Once upon a time, I accidentally read every romance Georgette Heyer ever wrote. My Grandmother had a box of them in her attic – I still remember those yellow-grey dust jackets and the faint smell of damp that rose from the pages – and I was still too young to understand that these were Girl Books About Girl Things and I shouldn’t have been interested. To be fair, I also tried her mystery novels but since there was more death and much less preoccupation with tight breeches and smart hats, I was not gripped. I subsequently developed an enthusiasm for books about dragons and that might have been the end of it.
In ordinary life, at least in my ordinary life, there are not many opportunities to interact with genre fiction outside your usual preferences, unless you count the Try To Read 50 Shades Of Grey Without Laughing party game. And, although I’ve been lent the occasional fantasy-with-romantic-elements by friends, I can’t say I’ve really made much effort to broaden my horizons or re-kindle my early passion for witty ladies and dashing gentleman. I am not speaking universally, as I’m sure plenty of other men read romance, but nevertheless it’s a female-dominated genre – and, at least in my little corner of the world, there seems to a mutual assumption of disinterest. Why, after all, should something that is targeted at, for and about women care what men have to think about it? And, if that’s the case, why should men bother with it anyway?

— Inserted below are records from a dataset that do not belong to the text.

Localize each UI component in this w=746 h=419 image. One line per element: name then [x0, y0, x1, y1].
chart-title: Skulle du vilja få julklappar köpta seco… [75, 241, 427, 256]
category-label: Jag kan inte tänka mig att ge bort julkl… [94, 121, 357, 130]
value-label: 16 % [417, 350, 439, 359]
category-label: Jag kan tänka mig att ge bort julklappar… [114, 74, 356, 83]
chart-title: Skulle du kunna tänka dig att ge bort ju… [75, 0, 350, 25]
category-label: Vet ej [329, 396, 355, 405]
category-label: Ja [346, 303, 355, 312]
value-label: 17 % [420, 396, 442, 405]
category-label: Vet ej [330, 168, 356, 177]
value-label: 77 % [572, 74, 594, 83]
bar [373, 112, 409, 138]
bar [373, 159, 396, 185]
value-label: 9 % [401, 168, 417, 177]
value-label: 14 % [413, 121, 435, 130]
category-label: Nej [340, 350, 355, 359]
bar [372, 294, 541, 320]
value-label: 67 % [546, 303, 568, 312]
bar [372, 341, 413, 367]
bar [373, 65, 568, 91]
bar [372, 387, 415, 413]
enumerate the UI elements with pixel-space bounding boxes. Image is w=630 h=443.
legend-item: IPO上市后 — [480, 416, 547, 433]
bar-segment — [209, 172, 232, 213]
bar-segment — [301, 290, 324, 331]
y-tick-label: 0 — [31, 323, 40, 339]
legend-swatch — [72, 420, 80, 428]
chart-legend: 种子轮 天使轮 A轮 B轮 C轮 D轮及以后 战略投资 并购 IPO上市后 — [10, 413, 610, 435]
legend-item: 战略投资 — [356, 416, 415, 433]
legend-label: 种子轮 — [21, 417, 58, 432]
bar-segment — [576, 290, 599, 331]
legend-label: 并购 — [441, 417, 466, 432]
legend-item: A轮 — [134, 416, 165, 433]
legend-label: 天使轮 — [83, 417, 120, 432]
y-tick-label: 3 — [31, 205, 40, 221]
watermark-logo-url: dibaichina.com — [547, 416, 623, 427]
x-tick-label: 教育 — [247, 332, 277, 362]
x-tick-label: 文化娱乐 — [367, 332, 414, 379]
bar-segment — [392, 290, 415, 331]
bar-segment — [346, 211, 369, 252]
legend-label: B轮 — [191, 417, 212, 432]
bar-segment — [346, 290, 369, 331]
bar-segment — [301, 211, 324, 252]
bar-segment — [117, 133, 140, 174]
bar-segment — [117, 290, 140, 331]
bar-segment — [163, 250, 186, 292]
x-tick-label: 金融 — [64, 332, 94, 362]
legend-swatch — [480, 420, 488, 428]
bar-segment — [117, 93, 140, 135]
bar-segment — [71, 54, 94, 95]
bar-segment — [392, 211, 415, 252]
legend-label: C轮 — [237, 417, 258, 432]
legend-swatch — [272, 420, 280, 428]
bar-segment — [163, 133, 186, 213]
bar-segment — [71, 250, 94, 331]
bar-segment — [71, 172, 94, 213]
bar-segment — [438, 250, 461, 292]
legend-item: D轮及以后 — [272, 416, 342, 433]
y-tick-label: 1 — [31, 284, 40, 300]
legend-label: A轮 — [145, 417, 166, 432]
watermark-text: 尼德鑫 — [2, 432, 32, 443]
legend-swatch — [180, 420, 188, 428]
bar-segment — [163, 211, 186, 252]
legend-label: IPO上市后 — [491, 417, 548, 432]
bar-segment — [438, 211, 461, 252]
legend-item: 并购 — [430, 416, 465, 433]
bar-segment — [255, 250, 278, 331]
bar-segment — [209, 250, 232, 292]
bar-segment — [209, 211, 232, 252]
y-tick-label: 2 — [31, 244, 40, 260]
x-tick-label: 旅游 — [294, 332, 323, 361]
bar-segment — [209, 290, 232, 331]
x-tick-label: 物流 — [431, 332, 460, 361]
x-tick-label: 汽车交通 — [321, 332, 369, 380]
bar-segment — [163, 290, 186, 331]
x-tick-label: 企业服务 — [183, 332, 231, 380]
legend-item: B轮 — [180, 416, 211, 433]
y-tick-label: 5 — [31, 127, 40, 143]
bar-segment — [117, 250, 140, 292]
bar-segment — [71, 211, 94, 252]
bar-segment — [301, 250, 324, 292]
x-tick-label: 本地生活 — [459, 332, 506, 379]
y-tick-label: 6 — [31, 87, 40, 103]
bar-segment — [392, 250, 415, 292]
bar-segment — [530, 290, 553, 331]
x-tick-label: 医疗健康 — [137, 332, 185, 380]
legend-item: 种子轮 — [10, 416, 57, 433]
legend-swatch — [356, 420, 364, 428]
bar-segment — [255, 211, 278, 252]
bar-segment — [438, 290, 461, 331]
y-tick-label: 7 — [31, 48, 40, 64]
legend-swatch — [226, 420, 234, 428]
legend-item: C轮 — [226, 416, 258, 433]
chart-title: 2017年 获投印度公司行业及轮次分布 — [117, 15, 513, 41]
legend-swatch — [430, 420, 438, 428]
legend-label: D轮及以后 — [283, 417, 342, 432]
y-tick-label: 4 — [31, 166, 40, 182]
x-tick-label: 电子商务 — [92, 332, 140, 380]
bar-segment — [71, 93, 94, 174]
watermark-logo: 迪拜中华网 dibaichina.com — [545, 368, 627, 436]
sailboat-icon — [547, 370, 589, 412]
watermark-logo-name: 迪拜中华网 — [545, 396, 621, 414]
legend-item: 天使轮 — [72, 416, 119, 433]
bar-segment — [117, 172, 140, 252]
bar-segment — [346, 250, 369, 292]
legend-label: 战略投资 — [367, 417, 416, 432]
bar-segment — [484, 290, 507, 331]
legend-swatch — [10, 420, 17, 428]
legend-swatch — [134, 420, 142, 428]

Truthfully, I think we over-essentialise about genre in general. We read a couple of books, don’t find them especially memorable and peremptorily decide we don’t like sci-fi, or thrillers, or fantasy, or whatever else it happens to be. Not so long ago, I did a bookswap with a friend. I gave him a book about dragons and he gave me a book about spaceships and we both came back with the same basic complaint: “dude, nothing happens in this.” To which we both responded with the same basic outrage: “dude, loads happens, there was like a space war / an epic mystical quest / a rift in the time-space-continuum / a dragon.” The thing is, reading genre fiction is an act of habituation (in a good way) and the tropes that are often dismissed by those outside that particular genre as stereotypes, acquire meaning and impact not just from the context in which they are presented in a particular book but the expansive, extensive, exciting backdrop of the genre as a whole. In short: you have to learn a genre before you can love it. Unless you were fortunate enough to read it as a child or teenager, in which case – like a second language – those interpretative pathways will stay with you forever.
And, in my case, you’ll read quite terrible books simply because you remember the pleasure dragons gave you when you were young.
Of course, when it comes to romance, this becomes even more problematic because the process of habituation becomes about gender as well as genre (ohhh, did you see what I did there, all this AND puns). Instead of merely saying “I just don’t don’t get this yet” it seems both fashionable and, indeed expected, to take the George Eliot approach, dismissing these ‘silly novels by lady novelists’ as neither intended for us nor interesting to us. But just because something isn’t explicitly for you, doesn’t mean it has nothing to say to you. In fact, it’s usually a good indication you should be listening.
I would just like to say at this juncture that I hope I am not coming across as some kind of wannabe white knight venturing forth to do battle with scary girly stuff in order to demonstrate my open-minded sensitivity.
I’m just curious. And interested. In a basic human way.
And I’d like to share this journey.
The plan, such as it is, is fairly simple: tell me what to read and I’ll read it, assuming I can readily get hold of it. It can be a book you love, a book you think defines the genre, a book you feel is historically important, any sub-genre you fancy, whatever you want, no limits, no safewords. I won’t really be reviewing books as such because I don’t have any basis by which to judge, or arguably any right to do so. And, equally, here’s my promise to you: I’m going to try to my level best not to be stupid about this. Fresh perspectives can be invigorating, if they’re offered with grace, but there’s nothing worse than somebody standing on the sidelines of your genre, being clueless and demanding that every trope justify its existence. So if I start sliding down Mount Stupid, just tell me to stop it and I will.
For better or worse, my journey starts with The Flame and The Flower. I’d like to claim some kind of scientific method for this but people were talking about it on Twitter, and thus was history made. Nowadays I make all my important decisions through the medium of Twitter – I’m like the Dice Man for the electronic age. Next on the pile is Lord of Scoundrels, again courtesy of Twitter and largely because I was promised shirt-ripping. But from then on, I’m in your hands.
I believe it was Oscar Wilde who first said: let’s ‘ave it up.